MBK's CNS exit may be stalled - report
MBK Partners’ exit from Taiwanese media group China Network Systems (CNS) may again face delays, as regulators have called into question Want Want China Holdings’ intentions for the asset.
One year ago, MBK said it would exit its 60% stake in CNS to the head of local snack food maker and media owner Want Want for $2.4 billion, resulting in 2010's largest Asian private equity exit. Secondary buyers such as Permira, Bain Capital, the Blackstone Group, Providence Equity Partners and KKR were also drawn to the asset, as well as other corporate suitors.
However, a group of regulators, academics and media experts have questioned the reporting style of other Want Want media assets including the China Times daily newspaper and the CtiTV cable station. They are asking whether CNS' reporting would parallel these other outlets under Want Want, according to Reuters. At a hearing Monday, the groups specifically expressed concerns that Want Want would stifle freedom of speech initiatives.
The transaction was supposed to be a reminder that deals could still close in Taiwan, at time when other private equity transactions have been blocked or delayed.
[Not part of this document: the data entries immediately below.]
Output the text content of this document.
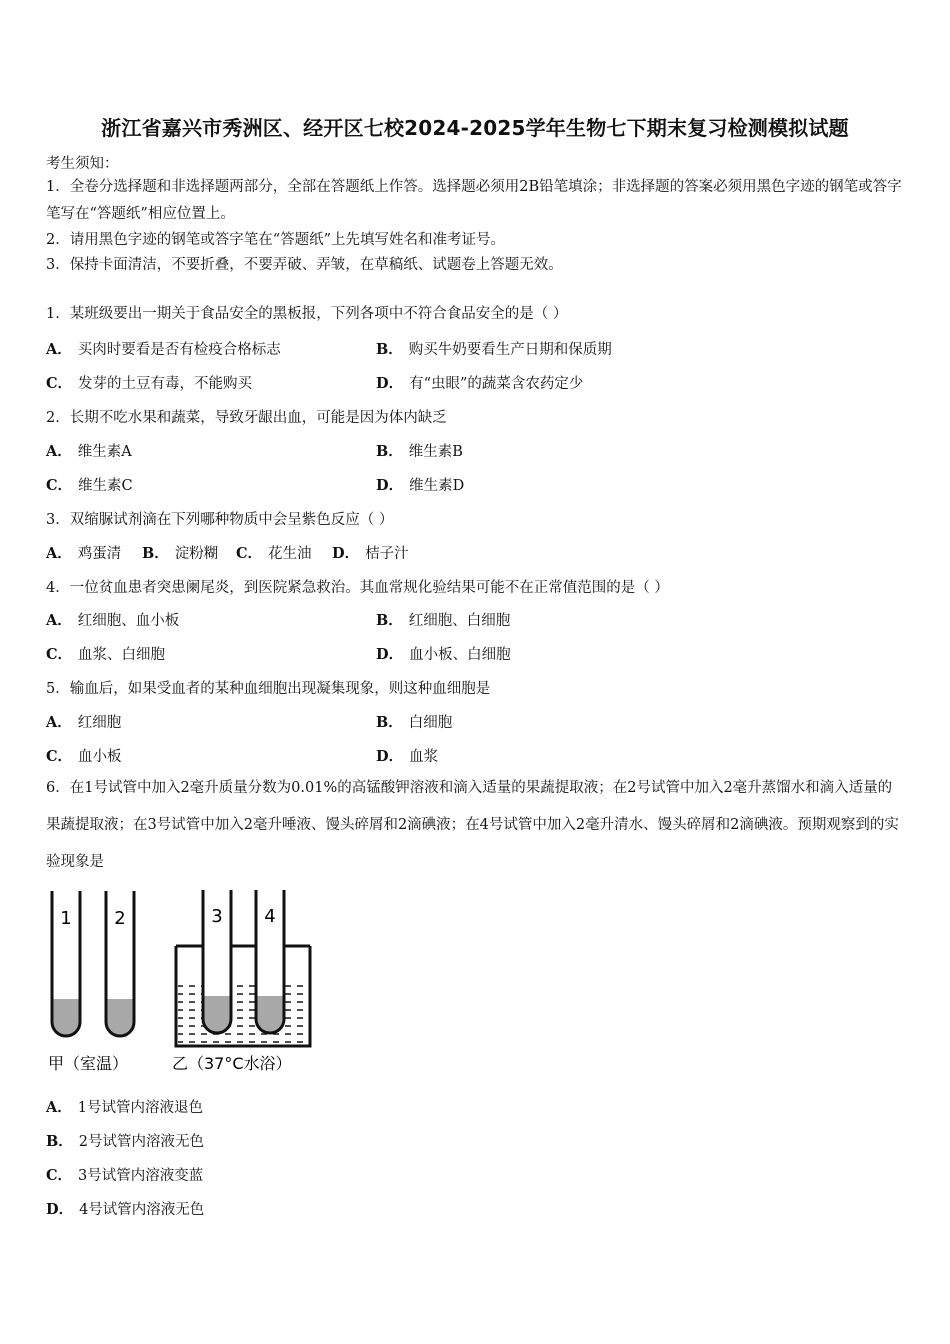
浙江省嘉兴市秀洲区、经开区七校2024-2025学年生物七下期末复习检测模拟试题
考生须知：
1．全卷分选择题和非选择题两部分，全部在答题纸上作答。选择题必须用2B铅笔填涂；非选择题的答案必须用黑色字迹的钢笔或答字笔写在“答题纸”相应位置上。
2．请用黑色字迹的钢笔或答字笔在“答题纸”上先填写姓名和准考证号。
3．保持卡面清洁，不要折叠，不要弄破、弄皱，在草稿纸、试题卷上答题无效。
1．某班级要出一期关于食品安全的黑板报，下列各项中不符合食品安全的是（ ）
A． 买肉时要看是否有检疫合格标志	B． 购买牛奶要看生产日期和保质期
C． 发芽的土豆有毒，不能购买	D． 有“虫眼”的蔬菜含农药定少
2．长期不吃水果和蔬菜，导致牙龈出血，可能是因为体内缺乏
A． 维生素A	B． 维生素B
C． 维生素C	D． 维生素D
3．双缩脲试剂滴在下列哪种物质中会呈紫色反应（ ）
A． 鸡蛋清 B． 淀粉糊 C． 花生油 D． 桔子汁
4．一位贫血患者突患阑尾炎，到医院紧急救治。其血常规化验结果可能不在正常值范围的是（ ）
A． 红细胞、血小板	B． 红细胞、白细胞
C． 血浆、白细胞	D． 血小板、白细胞
5．输血后，如果受血者的某种血细胞出现凝集现象，则这种血细胞是
A． 红细胞	B． 白细胞
C． 血小板	D． 血浆
6．在1号试管中加入2毫升质量分数为0.01%的高锰酸钾溶液和滴入适量的果蔬提取液；在2号试管中加入2毫升蒸馏水和滴入适量的果蔬提取液；在3号试管中加入2毫升唾液、馒头碎屑和2滴碘液；在4号试管中加入2毫升清水、馒头碎屑和2滴碘液。预期观察到的实验现象是
1 2	3 4
甲（室温）	乙（37°C水浴）
A． 1号试管内溶液退色
B． 2号试管内溶液无色
C． 3号试管内溶液变蓝
D． 4号试管内溶液无色
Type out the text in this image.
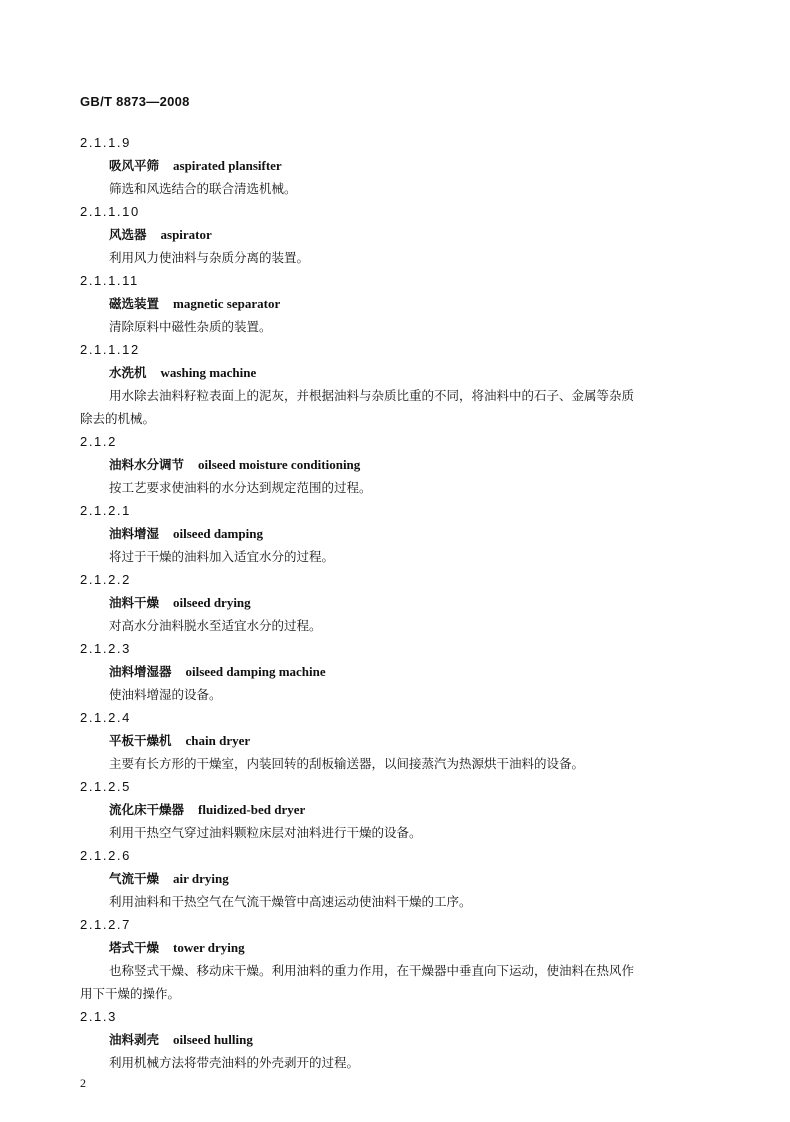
GB/T 8873—2008
2.1.1.9
吸风平筛 aspirated plansifter
筛选和风选结合的联合清选机械。
2.1.1.10
风选器 aspirator
利用风力使油料与杂质分离的装置。
2.1.1.11
磁选装置 magnetic separator
清除原料中磁性杂质的装置。
2.1.1.12
水洗机 washing machine
用水除去油料籽粒表面上的泥灰，并根据油料与杂质比重的不同，将油料中的石子、金属等杂质除去的机械。
2.1.2
油料水分调节 oilseed moisture conditioning
按工艺要求使油料的水分达到规定范围的过程。
2.1.2.1
油料增湿 oilseed damping
将过于干燥的油料加入适宜水分的过程。
2.1.2.2
油料干燥 oilseed drying
对高水分油料脱水至适宜水分的过程。
2.1.2.3
油料增湿器 oilseed damping machine
使油料增湿的设备。
2.1.2.4
平板干燥机 chain dryer
主要有长方形的干燥室，内装回转的刮板输送器，以间接蒸汽为热源烘干油料的设备。
2.1.2.5
流化床干燥器 fluidized-bed dryer
利用干热空气穿过油料颗粒床层对油料进行干燥的设备。
2.1.2.6
气流干燥 air drying
利用油料和干热空气在气流干燥管中高速运动使油料干燥的工序。
2.1.2.7
塔式干燥 tower drying
也称竖式干燥、移动床干燥。利用油料的重力作用，在干燥器中垂直向下运动，使油料在热风作用下干燥的操作。
2.1.3
油料剥壳 oilseed hulling
利用机械方法将带壳油料的外壳剥开的过程。
2
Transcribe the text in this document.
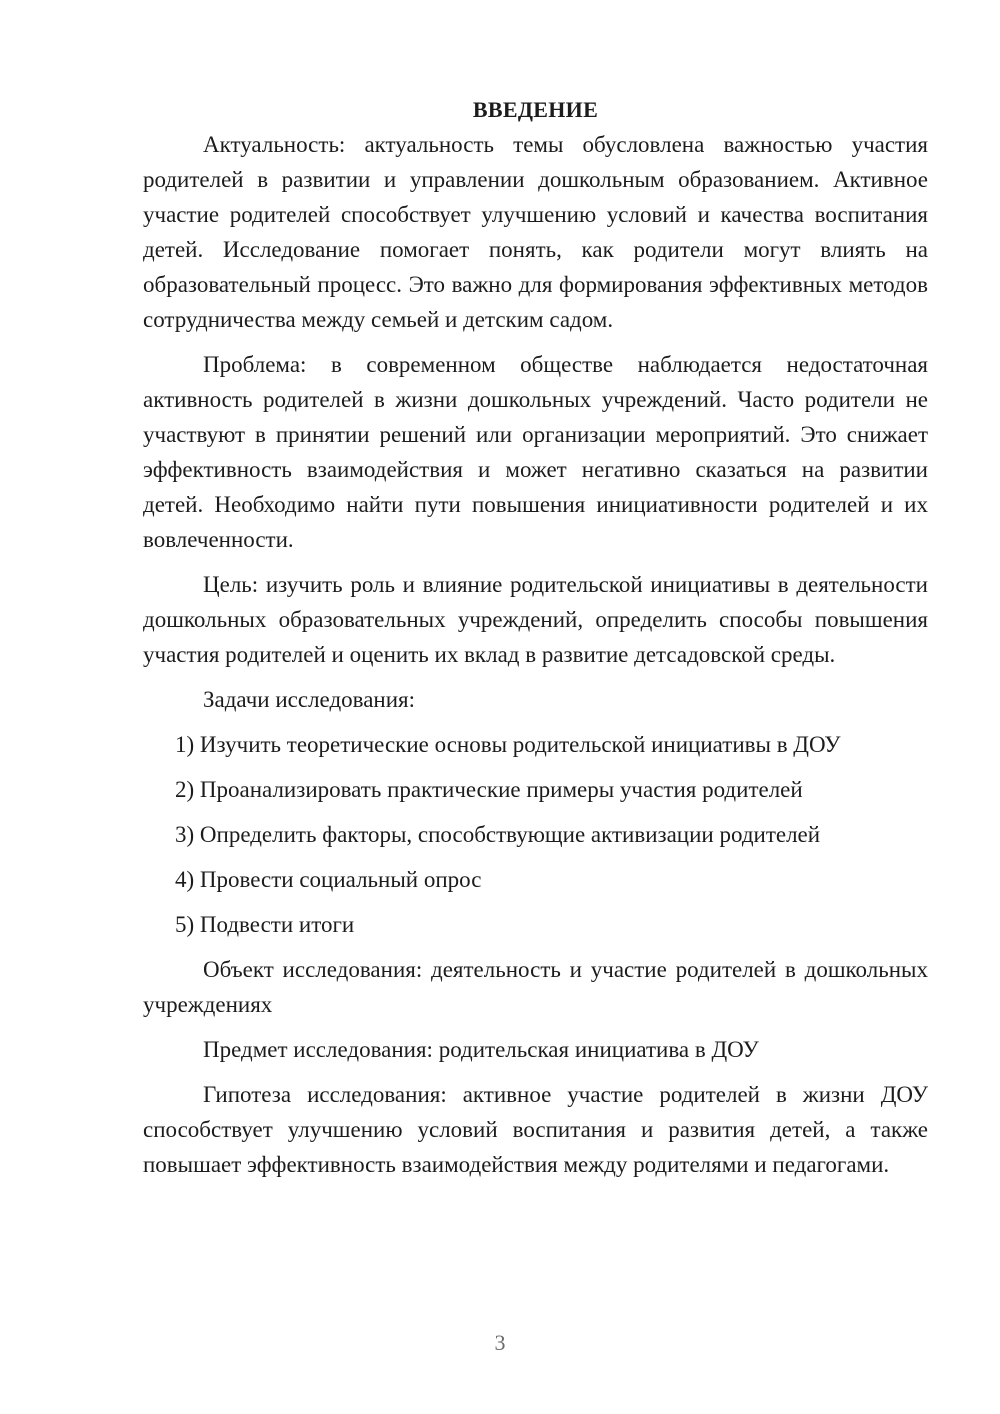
ВВЕДЕНИЕ

Актуальность: актуальность темы обусловлена важностью участия родителей в развитии и управлении дошкольным образованием. Активное участие родителей способствует улучшению условий и качества воспитания детей. Исследование помогает понять, как родители могут влиять на образовательный процесс. Это важно для формирования эффективных методов сотрудничества между семьей и детским садом.

Проблема: в современном обществе наблюдается недостаточная активность родителей в жизни дошкольных учреждений. Часто родители не участвуют в принятии решений или организации мероприятий. Это снижает эффективность взаимодействия и может негативно сказаться на развитии детей. Необходимо найти пути повышения инициативности родителей и их вовлеченности.

Цель: изучить роль и влияние родительской инициативы в деятельности дошкольных образовательных учреждений, определить способы повышения участия родителей и оценить их вклад в развитие детсадовской среды.

Задачи исследования:

1) Изучить теоретические основы родительской инициативы в ДОУ
2) Проанализировать практические примеры участия родителей
3) Определить факторы, способствующие активизации родителей
4) Провести социальный опрос
5) Подвести итоги

Объект исследования: деятельность и участие родителей в дошкольных учреждениях

Предмет исследования: родительская инициатива в ДОУ

Гипотеза исследования: активное участие родителей в жизни ДОУ способствует улучшению условий воспитания и развития детей, а также повышает эффективность взаимодействия между родителями и педагогами.

3
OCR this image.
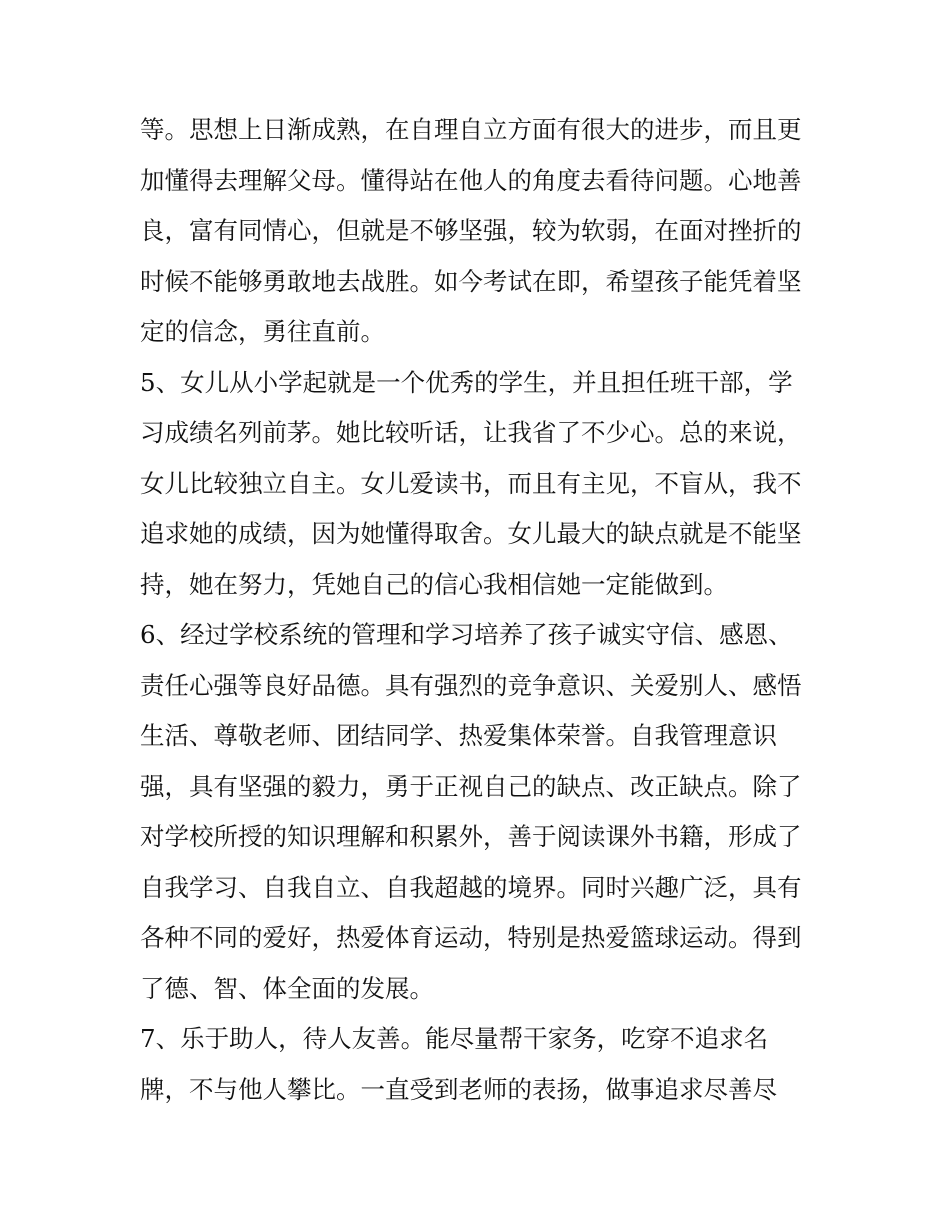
等。思想上日渐成熟，在自理自立方面有很大的进步，而且更

加懂得去理解父母。懂得站在他人的角度去看待问题。心地善

良，富有同情心，但就是不够坚强，较为软弱，在面对挫折的

时候不能够勇敢地去战胜。如今考试在即，希望孩子能凭着坚

定的信念，勇往直前。

5、女儿从小学起就是一个优秀的学生，并且担任班干部，学

习成绩名列前茅。她比较听话，让我省了不少心。总的来说，

女儿比较独立自主。女儿爱读书，而且有主见，不盲从，我不

追求她的成绩，因为她懂得取舍。女儿最大的缺点就是不能坚

持，她在努力，凭她自己的信心我相信她一定能做到。

6、经过学校系统的管理和学习培养了孩子诚实守信、感恩、

责任心强等良好品德。具有强烈的竞争意识、关爱别人、感悟

生活、尊敬老师、团结同学、热爱集体荣誉。自我管理意识

强，具有坚强的毅力，勇于正视自己的缺点、改正缺点。除了

对学校所授的知识理解和积累外，善于阅读课外书籍，形成了

自我学习、自我自立、自我超越的境界。同时兴趣广泛，具有

各种不同的爱好，热爱体育运动，特别是热爱篮球运动。得到

了德、智、体全面的发展。

7、乐于助人，待人友善。能尽量帮干家务，吃穿不追求名

牌，不与他人攀比。一直受到老师的表扬，做事追求尽善尽
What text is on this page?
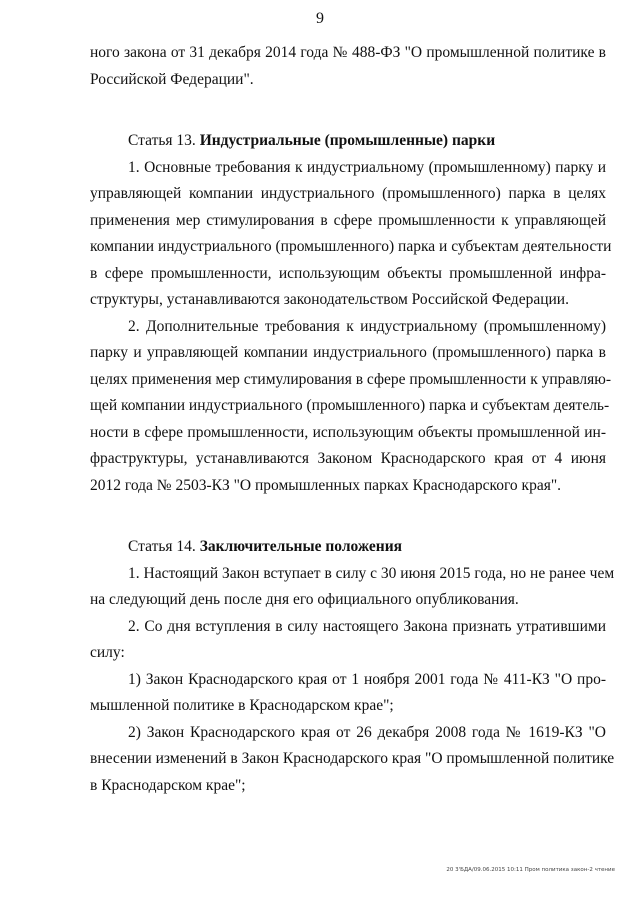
9
ного закона от 31 декабря 2014 года № 488-ФЗ "О промышленной политике в
Российской Федерации".
Статья 13. Индустриальные (промышленные) парки
1. Основные требования к индустриальному (промышленному) парку и
управляющей компании индустриального (промышленного) парка в целях
применения мер стимулирования в сфере промышленности к управляющей
компании индустриального (промышленного) парка и субъектам деятельности
в сфере промышленности, использующим объекты промышленной инфра-
структуры, устанавливаются законодательством Российской Федерации.
2. Дополнительные требования к индустриальному (промышленному)
парку и управляющей компании индустриального (промышленного) парка в
целях применения мер стимулирования в сфере промышленности к управляю-
щей компании индустриального (промышленного) парка и субъектам деятель-
ности в сфере промышленности, использующим объекты промышленной ин-
фраструктуры, устанавливаются Законом Краснодарского края от 4 июня
2012 года № 2503-КЗ "О промышленных парках Краснодарского края".
Статья 14. Заключительные положения
1. Настоящий Закон вступает в силу с 30 июня 2015 года, но не ранее чем
на следующий день после дня его официального опубликования.
2. Со дня вступления в силу настоящего Закона признать утратившими
силу:
1) Закон Краснодарского края от 1 ноября 2001 года № 411-КЗ "О про-
мышленной политике в Краснодарском крае";
2) Закон Краснодарского края от 26 декабря 2008 года № 1619-КЗ "О
внесении изменений в Закон Краснодарского края "О промышленной политике
в Краснодарском крае";
20 3'БДА/09.06.2015 10:11 Пром политика закон-2 чтение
Such deals included The Carlyle Group's exit of local cable TV and broadband asset Kbro to the Tsai family last year, which came after nearly a year of delays due to rules regarding government affiliates' ownership of media businesses. In June of this year, a KKR-led MBO of Yageo was also rejected by regulators, who said minority investors did not have sufficient information to determine whether the acquisition was in their best interest.
MBK purchased CNS in October 2006 for $1.6 billion, which means it is in line for a substantial gain should the transaction go through.
CNS claims more than 1.1 million subscribers in a country of 23 million people, as well as 10 system operations and more than 130 television channels.